A few weeks ago we saw a University of Illinois professor who was fired after a student complained that he was teaching Catholic doctrine on homosexuality in a course titled, appropriately enough, “Introduction to Catholicism and Modern Catholic Thought.”
Now a court has upheld the expulsion of a Christian student at a public university in Michigan over her personal beliefs on homosexuality:
A federal judge has ruled in favor of a public university that removed a Christian student from its graduate program in school counseling over her belief that homosexuality is morally wrong. Monday’s ruling, according to Julea Ward’s attorneys, could result in Christian students across the country being expelled from public university for similar views. “It’s a very dangerous precedent,” Jeremy Tedesco, legal counsel for the conservative Alliance Defense Fund, told FOX News Radio. “The ruling doesn’t say that explicitly, but that’s what is going to happen.” U.S. District Judge George Caram Steeh dismissed Ward’s lawsuit against Eastern Michigan University. She was removed from the school’s counseling program last year because she refused to counsel homosexual clients.

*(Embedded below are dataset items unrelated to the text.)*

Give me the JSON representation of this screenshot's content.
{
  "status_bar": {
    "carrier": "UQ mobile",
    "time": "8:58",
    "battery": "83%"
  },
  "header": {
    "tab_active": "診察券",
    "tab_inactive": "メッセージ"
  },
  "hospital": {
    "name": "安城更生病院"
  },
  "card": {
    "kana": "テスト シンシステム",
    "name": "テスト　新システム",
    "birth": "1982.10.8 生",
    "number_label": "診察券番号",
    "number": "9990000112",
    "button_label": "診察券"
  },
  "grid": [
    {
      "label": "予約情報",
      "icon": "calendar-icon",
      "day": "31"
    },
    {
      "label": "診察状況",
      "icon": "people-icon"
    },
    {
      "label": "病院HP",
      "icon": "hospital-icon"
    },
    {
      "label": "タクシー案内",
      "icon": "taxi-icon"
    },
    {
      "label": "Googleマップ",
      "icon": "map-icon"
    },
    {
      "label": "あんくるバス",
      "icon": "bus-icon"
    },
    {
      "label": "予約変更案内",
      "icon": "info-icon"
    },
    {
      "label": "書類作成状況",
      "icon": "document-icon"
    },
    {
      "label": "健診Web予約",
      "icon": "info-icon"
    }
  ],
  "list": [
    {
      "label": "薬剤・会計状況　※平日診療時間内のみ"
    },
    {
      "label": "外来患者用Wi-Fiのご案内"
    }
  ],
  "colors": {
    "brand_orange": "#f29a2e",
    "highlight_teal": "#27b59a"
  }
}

Whether your straight or gay, the idea that the the powers that be — especially the federal government — can tell you what you can and can’t do based on your private religious beliefs ought to be alarming.
Chai Feldblum, a Georgetown University law professor and gay activist, has ominously said that when religious liberty conflicts with gay rights, “I’m having a hard time coming up with any case in which religious liberty should win.”